Lecteur quotidien de la Bible, qu’il tenait près de lui en permanence, Brahms a lui-même sélectionné un ensemble de textes issus de l’Ancien et du Nouveau Testament correspondant au caractère qu’il souhaite donner à son Requiem. Aucune prière des morts telle qu’employée habituellement au cours de l’office. Brahms n’insiste pas non plus sur le jour de colère et n’évoque les trompettes du Jugement Dernier que d’une façon relativement fugace. Compte tenu du contexte, on comprend aisément en revanche pourquoi il met l’accent sur cette réunion de ceux qui se sont aimés ici-bas. L’esprit de tendresse et de douceur qui berce une grande partie de l’oeuvre est le fruit de ce choix de textes et de leur traitement thématique, harmonique et orchestral. Malgré tout ce qui les différencie, seul le Requiem de Fauré semble baigné de la même douce lumière. Comme Fauré, Brahms n’utilise d’ailleurs pas les violons dans le premier mouvement. Comme l’écrit Claude Rostand dans sa grande biographie de Brahms : « dans leurs musiques funèbres, les deux compositeurs se sont comportés davantage en hommes qu’en fidèles, et ils ont tous deux illustré une conception de la mort et de la vie éternelle dépassant sensiblement la lettre de leurs religions respectives ».

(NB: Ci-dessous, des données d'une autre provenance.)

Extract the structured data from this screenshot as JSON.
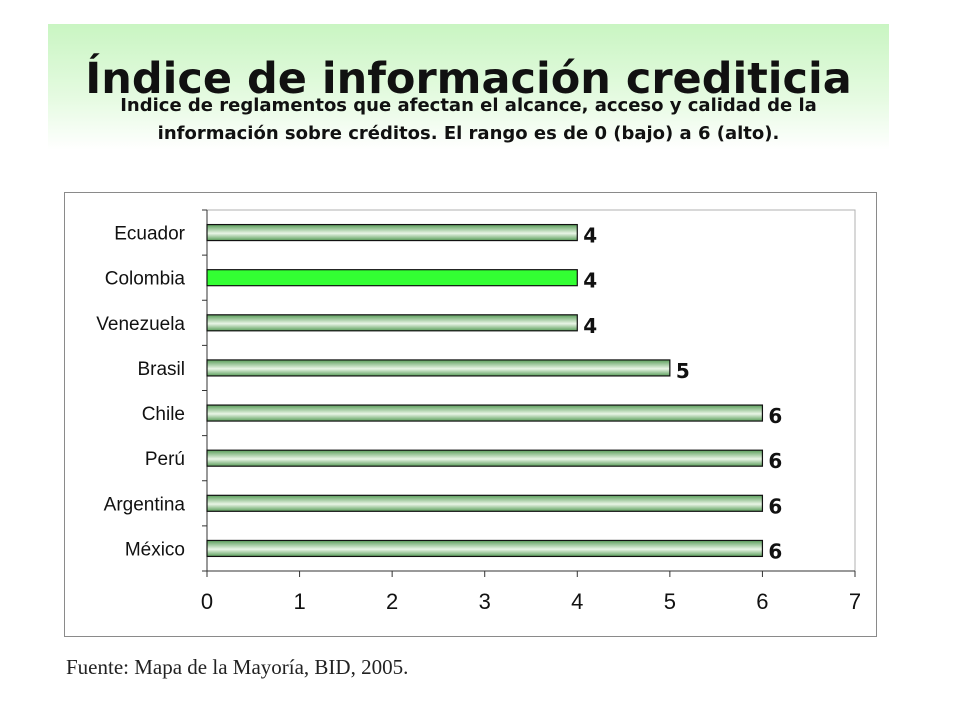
{
  "header": {
    "title": "Índice de información crediticia",
    "subtitle_line1": "Indice de reglamentos que afectan el alcance, acceso y calidad de la",
    "subtitle_line2": "información sobre créditos. El rango es de 0 (bajo) a 6 (alto)."
  },
  "source": "Fuente: Mapa de la Mayoría, BID, 2005.",
  "colors": {
    "bar_gradient_dark": "#5a9e5a",
    "bar_gradient_light": "#e9f5e6",
    "highlight_bar": "#33ff33",
    "bar_border": "#111111",
    "header_bg": "#c9f5c2"
  },
  "chart_data": {
    "type": "bar",
    "orientation": "horizontal",
    "categories": [
      "Ecuador",
      "Colombia",
      "Venezuela",
      "Brasil",
      "Chile",
      "Perú",
      "Argentina",
      "México"
    ],
    "values": [
      4,
      4,
      4,
      5,
      6,
      6,
      6,
      6
    ],
    "data_labels": [
      "4",
      "4",
      "4",
      "5",
      "6",
      "6",
      "6",
      "6"
    ],
    "highlighted_category": "Colombia",
    "xlim": [
      0,
      7
    ],
    "xticks": [
      0,
      1,
      2,
      3,
      4,
      5,
      6,
      7
    ],
    "tick_labels": [
      "0",
      "1",
      "2",
      "3",
      "4",
      "5",
      "6",
      "7"
    ],
    "grid": false,
    "legend": "none"
  }
}
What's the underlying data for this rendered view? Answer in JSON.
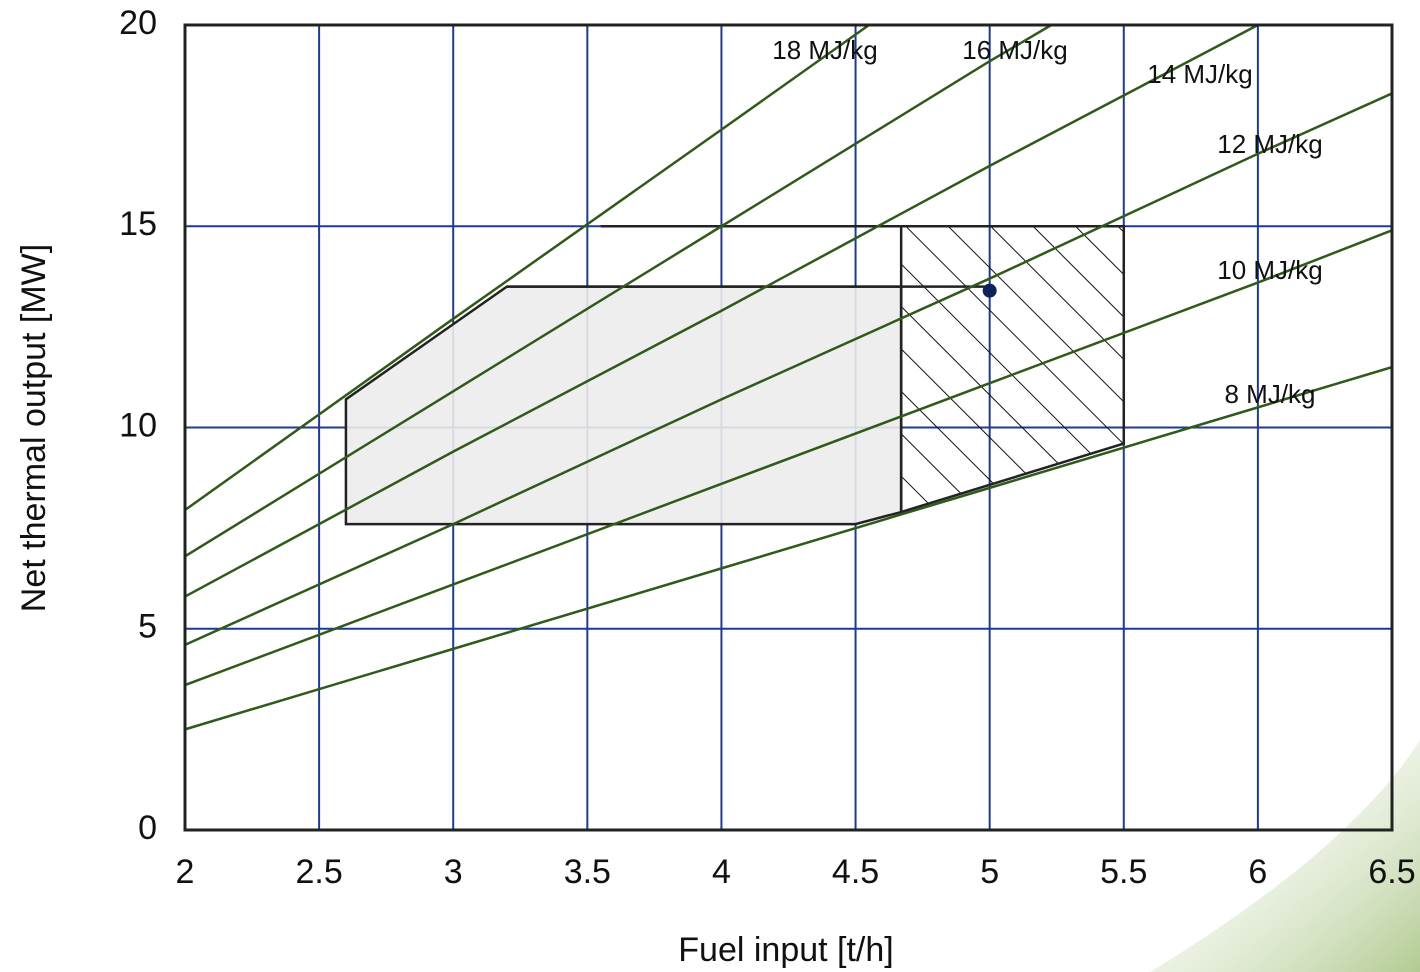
{
  "chart_data": {
    "type": "line",
    "x_label": "Fuel input [t/h]",
    "y_label": "Net thermal output [MW]",
    "xlim": [
      2,
      6.5
    ],
    "ylim": [
      0,
      20
    ],
    "xticks": [
      2,
      2.5,
      3,
      3.5,
      4,
      4.5,
      5,
      5.5,
      6,
      6.5
    ],
    "yticks": [
      0,
      5,
      10,
      15,
      20
    ],
    "grid": true,
    "grid_color": "#1f3a93",
    "series": [
      {
        "name": "18 MJ/kg",
        "color": "#2f5a1a",
        "x": [
          2,
          3,
          4,
          4.55
        ],
        "values": [
          7.95,
          12.7,
          17.4,
          20
        ]
      },
      {
        "name": "16 MJ/kg",
        "color": "#2f5a1a",
        "x": [
          2,
          3,
          4,
          5,
          5.23
        ],
        "values": [
          6.8,
          10.9,
          15,
          19.1,
          20
        ]
      },
      {
        "name": "14 MJ/kg",
        "color": "#2f5a1a",
        "x": [
          2,
          3,
          4,
          5,
          6
        ],
        "values": [
          5.8,
          9.4,
          12.9,
          16.5,
          20
        ]
      },
      {
        "name": "12 MJ/kg",
        "color": "#2f5a1a",
        "x": [
          2,
          3,
          4,
          5,
          6,
          6.5
        ],
        "values": [
          4.6,
          7.6,
          10.7,
          13.7,
          16.8,
          18.3
        ]
      },
      {
        "name": "10 MJ/kg",
        "color": "#2f5a1a",
        "x": [
          2,
          3,
          4,
          5,
          6,
          6.5
        ],
        "values": [
          3.6,
          6.1,
          8.6,
          11.1,
          13.6,
          14.9
        ]
      },
      {
        "name": "8 MJ/kg",
        "color": "#2f5a1a",
        "x": [
          2,
          3,
          4,
          5,
          6,
          6.5
        ],
        "values": [
          2.5,
          4.5,
          6.5,
          8.5,
          10.5,
          11.5
        ]
      }
    ],
    "shaded_area": {
      "x": [
        2.6,
        2.6,
        3.2,
        4.67,
        4.67,
        4.5,
        2.6
      ],
      "values": [
        7.6,
        10.7,
        13.5,
        13.5,
        7.9,
        7.6,
        7.6
      ]
    },
    "hatched_area": {
      "x": [
        4.67,
        4.67,
        5.5,
        5.5
      ],
      "values": [
        7.9,
        15,
        15,
        9.6
      ]
    },
    "outline": {
      "x": [
        3.55,
        5.5
      ],
      "values": [
        15,
        15
      ]
    },
    "operating_line": {
      "x": [
        3.2,
        5.0
      ],
      "values": [
        13.5,
        13.5
      ]
    },
    "operating_point": {
      "x": 5.0,
      "value": 13.4
    }
  }
}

La création des trois premiers mouvements le 1er décembre 1867 dans la « Grosse Redoutensaal » de Vienne, lors d’un concert donné à la mémoire de Schubert, fut un ratage retentissant, dû à une inexplicable erreur du timbalier qui tambourina sa partie fortissimo dans le troisième mouvement, couvrant ainsi tous les autres instruments et provoquant de vives réactions parmi le public et les critiques, qui en tirèrent des jugements très négatifs à propos de l’oeuvre elle-même.

C’est grâce à la mobilisation du fidèle Carl Reinthaler, directeur de la musique à Brême, grand centre musical de l’époque, qu’aura lieu une création cette fois complète, préparée avec un soin méticuleux, laquelle propulsera la notoriété de Brahms au firmament de l’Europe musicale d’alors.

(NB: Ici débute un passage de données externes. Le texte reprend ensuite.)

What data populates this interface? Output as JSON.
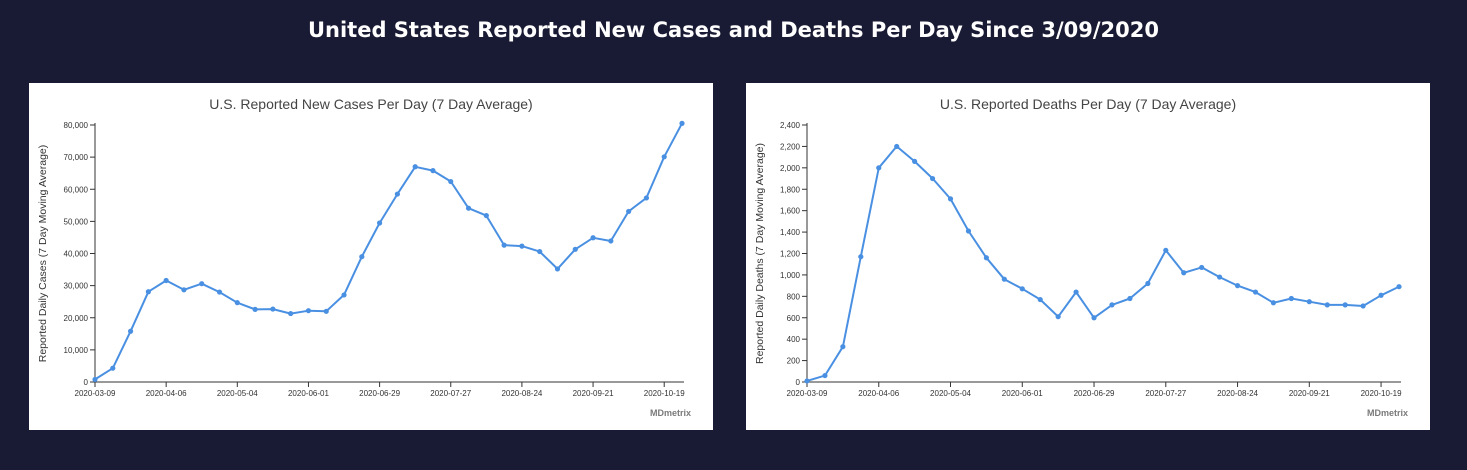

Si la composition de la Symphonie « Inachevée » en si mineur D. 759 de Schubert a commencé en 1822 (en remerciements à la Société musicale de Styrie qui venait de le faire membre d’honneur), sa création a eu lieu seulement en 1865, près de 40 ans après la mort du compositeur, et un an seulement avant que Brahms compose son Requiem. Seuls les deux premiers mouvements Allegro moderato et Andante con moto ont été terminés. L’esquisse pianistique du Scherzo ainsi que deux pages orchestrées et une ligne mélodique pour la première partie du trio qui nous sont parvenues ont donné lieu à diverses tentatives de complétion. Et c’est l’Entracte en si mineur de Rosamunde qui servit de Finale lors de la création. Ce sont aujourd’hui les deux premiers mouvements seulement qui sont interprétés. Leur puissance dramatique inouie a offert une postérité inattendue non seulement à ce « demi » chef d’œuvre mais a surtout grandement participé à construit la renommée universelle de son auteur.